MANUSIA DAN LINGKUNGAN
Manusia, yang diberi kelebihan akal budi, mempunyai kedudukan yang istimewa dalam sebuah lingkungan hidup. Dengan akal dan fikirannya manusia banyak bertindak, sehingga kepentingannya sendiri yang lebih diutamakan daripada kepentingan lainnya. Setiap lingkungan hidup diatur dan dimanfaatkan sesuai dengan kebutuhannya.

Sebagaimana diketahui bahwa sumber alam abiotik (sumber alam yang tidak dapat diperbaharui) penyebarannya tidak merata, ada daerah yang kaya dalam suatu jenis barang mineral, tambang dan di lain tempat ada yang miskin. Kebutuhan-kebutuhan manusia tentang barang-barang tersebut kadang-kadang akan menjadikan manusia bersaing untuk merebutkannya. Akhirnya manusia menghalalkan segala cara untuk mendapatkannya meskipun konsekwensinya merusak ekosistem. Hal inilah yang menjadikan manusia lambat laun akan menghadapi permasalahan krusial dari lingkungan.

Pada dasarnya sumber yang menimbulkan permasalahan lingkungan adalah ulah manusia yang dalam aktifitasnya tidak mempedulikan keseimbangan lingkungan. Aktifitas berupa eksploitasi yang berlebihan menyebabkan terganggunya keseimbangan dan keserasian lingkungan. Tidak jarang terjadi manusia yang melakukan tindakan over eksploitasi itu didorong oleh motivasi untuk mencari keuntungan material.

Dari tindakan tersebut maka terjadilah kerusakan lingkungan. Kerusakan lingkungan adalah timbulnya perubahan langsung atau tidak langsung terhadap sifat-sifat fisik atau hayati lingkungan, yang mengakibatkan lingkungan itu kurang atau tidak berfungsi lagi dalam menunjang pembangunan yang berkesinambungan. Akibat dari perusakan ini, bencana alam terjadi dimana-mana. Alam kemudian seolah mengamuk sehingga menjadi ancaman serius bagi kehidupan manusia. Sudah tidak terhitung lagi berapa nyawa yang melayang, berapa jumlah harta benda dan properti lain yang lenyap ditelan bencana.

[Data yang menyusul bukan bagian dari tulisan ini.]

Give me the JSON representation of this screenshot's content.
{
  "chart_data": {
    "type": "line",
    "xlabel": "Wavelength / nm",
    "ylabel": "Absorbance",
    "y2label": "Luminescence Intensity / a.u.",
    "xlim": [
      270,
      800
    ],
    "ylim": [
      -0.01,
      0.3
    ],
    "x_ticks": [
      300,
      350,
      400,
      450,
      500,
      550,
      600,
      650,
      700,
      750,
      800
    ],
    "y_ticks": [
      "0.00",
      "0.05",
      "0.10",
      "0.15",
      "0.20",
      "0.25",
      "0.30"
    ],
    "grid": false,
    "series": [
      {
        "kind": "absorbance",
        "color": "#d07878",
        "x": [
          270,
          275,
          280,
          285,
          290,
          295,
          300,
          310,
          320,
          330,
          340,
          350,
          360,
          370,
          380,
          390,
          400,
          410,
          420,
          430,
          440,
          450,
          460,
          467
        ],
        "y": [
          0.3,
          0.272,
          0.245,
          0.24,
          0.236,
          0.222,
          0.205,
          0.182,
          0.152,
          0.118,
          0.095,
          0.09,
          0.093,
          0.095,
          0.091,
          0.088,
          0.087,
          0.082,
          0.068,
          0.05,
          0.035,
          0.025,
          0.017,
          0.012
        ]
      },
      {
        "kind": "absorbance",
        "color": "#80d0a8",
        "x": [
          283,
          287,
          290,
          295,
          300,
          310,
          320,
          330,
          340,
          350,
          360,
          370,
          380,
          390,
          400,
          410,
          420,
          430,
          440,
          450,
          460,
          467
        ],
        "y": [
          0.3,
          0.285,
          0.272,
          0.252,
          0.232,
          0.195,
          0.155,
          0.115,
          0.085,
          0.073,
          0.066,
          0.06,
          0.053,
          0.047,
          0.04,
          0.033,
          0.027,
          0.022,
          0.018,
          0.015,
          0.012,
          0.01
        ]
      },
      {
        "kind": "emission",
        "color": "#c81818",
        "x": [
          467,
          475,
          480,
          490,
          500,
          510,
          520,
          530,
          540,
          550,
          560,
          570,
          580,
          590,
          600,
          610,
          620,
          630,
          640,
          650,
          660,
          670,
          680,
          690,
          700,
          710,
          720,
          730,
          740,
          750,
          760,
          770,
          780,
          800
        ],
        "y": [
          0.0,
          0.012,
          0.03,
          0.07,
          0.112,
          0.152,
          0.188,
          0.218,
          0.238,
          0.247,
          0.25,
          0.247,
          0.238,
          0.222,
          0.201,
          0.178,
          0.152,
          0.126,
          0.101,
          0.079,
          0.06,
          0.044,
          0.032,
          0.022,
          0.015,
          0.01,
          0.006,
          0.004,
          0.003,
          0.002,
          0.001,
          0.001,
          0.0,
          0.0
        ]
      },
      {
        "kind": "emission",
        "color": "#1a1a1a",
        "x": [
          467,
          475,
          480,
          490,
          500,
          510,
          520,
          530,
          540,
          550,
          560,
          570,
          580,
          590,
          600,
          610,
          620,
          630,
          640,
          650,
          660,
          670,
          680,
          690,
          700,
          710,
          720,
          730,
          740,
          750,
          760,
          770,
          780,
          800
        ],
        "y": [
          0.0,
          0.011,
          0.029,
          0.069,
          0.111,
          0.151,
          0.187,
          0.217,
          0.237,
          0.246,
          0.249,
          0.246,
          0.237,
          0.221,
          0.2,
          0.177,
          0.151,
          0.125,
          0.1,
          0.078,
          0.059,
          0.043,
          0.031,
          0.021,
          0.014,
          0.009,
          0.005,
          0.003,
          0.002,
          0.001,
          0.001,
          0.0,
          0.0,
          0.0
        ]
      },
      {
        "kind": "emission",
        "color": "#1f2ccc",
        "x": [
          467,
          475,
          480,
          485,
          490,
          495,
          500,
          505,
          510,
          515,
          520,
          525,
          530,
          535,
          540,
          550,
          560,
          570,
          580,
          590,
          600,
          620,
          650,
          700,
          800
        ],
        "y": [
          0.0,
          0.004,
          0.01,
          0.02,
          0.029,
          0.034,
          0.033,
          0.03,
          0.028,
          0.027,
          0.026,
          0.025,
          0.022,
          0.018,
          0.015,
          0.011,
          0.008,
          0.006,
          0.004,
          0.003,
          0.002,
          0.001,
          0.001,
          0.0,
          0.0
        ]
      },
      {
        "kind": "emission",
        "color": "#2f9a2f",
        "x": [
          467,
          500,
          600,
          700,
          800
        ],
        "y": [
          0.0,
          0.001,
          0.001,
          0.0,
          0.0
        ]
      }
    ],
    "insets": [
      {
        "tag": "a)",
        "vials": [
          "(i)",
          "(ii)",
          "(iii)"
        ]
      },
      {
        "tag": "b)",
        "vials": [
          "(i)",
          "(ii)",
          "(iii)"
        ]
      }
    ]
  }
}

Anehnya, umat beragama (termasuk umat Islam) tidak menganggap masalah lingkungan sebagai masalah penting. Bahkan ironisnya para ulama fiqh tidak menjadikan masalah lingkungan sebagai bagian dari maqāsid al-sharī‘ah, yakni tujuan disyariatkannya Islam, padahal kelestarian lingkungan adalah salah satu jalan untuk melestarikan kemaslahatan umum sebagaimana maqāsid yang lain.
Dari sinilah maka, kita komunitas agama memiliki tanggung jawab untuk berdakwah tentang pentingnya pemeliharaan lingkungan dan bahaya perusakan alam bagi kehidupan ekosistem kita, bukan malah cuci tangan dan menganggapnya sebagai takdir Tuhan.

PENCEMARAN LINGKUNGAN
Ketergantungan manusia yang pada awalnya tertumpu kepada kondisi alam, menimbulkan sikap hidup yang bertumpu pada pandangan bahwa manusia adalah sekadar salah satu dari unsur lingkungan hidup. Pandangan ini mempunyai kecenderungan untuk mempertahankan lingkungan hidup dalam keadaan alami. Namun pandangan tersebut kemudian tergeser oleh gerakan Renaissance dalam abad ke-17. Gerakan ini kemudian melahirkan revolusi industri yang menelorkan suatu pandangan hidup yang mempersepsikan lingkungan hidup sebagai suatu karunia untuk dinikmati secara maksimal bagi peningkatan kesejahteraan hidup manusia. Sebagai salah satu konsekwensinya adalah eksploitasi sumber daya alam secara berlebihan, yang bisa menimbulkan bencana, diantaranya pencemaran lingkungan.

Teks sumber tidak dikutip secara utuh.